To: John Vosilla who wrote (35252)7/13/2005 11:30:54 AM
From: TradeliteRespond to of 306849
 
re: <<Too much abuse today by flippers getting the tax free windfall every couple of years these days.>>

Seems to me people don't tend to stay in the same place as long as they used to, regardless of tax rules or how much money they will or will not make when they sell. Corporate relocation, job loss, divorce, marriage, growing families, need to downsize or trade for bigger homes--all result in people turning over houses and locations much faster than they probably did in the old days.

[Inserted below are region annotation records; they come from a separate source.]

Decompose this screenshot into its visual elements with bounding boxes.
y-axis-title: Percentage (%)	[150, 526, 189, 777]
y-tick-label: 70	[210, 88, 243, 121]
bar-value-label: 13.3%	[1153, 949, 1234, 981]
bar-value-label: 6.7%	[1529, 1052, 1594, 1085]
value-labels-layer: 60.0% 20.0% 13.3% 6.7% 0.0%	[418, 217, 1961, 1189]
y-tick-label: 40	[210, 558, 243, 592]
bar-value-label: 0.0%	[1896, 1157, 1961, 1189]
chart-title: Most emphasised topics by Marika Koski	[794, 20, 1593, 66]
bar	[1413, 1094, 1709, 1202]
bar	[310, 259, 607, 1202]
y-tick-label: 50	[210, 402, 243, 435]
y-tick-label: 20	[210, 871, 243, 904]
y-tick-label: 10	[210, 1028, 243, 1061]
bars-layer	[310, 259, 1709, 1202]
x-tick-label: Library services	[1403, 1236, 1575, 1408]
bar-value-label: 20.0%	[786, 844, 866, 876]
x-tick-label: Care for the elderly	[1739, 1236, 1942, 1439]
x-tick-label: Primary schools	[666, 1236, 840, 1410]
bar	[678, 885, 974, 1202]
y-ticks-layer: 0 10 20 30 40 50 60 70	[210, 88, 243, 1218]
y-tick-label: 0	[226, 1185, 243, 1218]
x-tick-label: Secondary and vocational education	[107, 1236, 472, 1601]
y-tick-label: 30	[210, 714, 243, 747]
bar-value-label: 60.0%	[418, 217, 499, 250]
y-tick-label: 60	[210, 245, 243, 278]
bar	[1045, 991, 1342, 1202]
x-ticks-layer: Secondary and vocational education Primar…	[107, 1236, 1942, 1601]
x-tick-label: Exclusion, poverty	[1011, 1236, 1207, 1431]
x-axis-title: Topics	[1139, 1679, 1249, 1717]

Just staying in the same town one grew up in doesn't happen regularly any more. Back in the 1970s, I often had lunch with two co-workers who were DC natives, and I had lived in the DC suburbs almost all my life. We thought we were pretty strange birds. Most people we knew had come from somewhere else, had already left DC, or were soon gonna leave.

When I was in high school, just about all my friends were military brats who traveled the world, or lived in families who kept moving to one of the many bigger houses being built at the time, in the same community. My mother kept trying to get my Dad to trade up, but his Depression-era mentality would not allow him to become "house poor". We got a lot of stern lectures on that subject. <<gg>>

I think the Depression-era mentality went somewhere where the dinosaurs live, and it hasn't all been because of tax rules on home sales.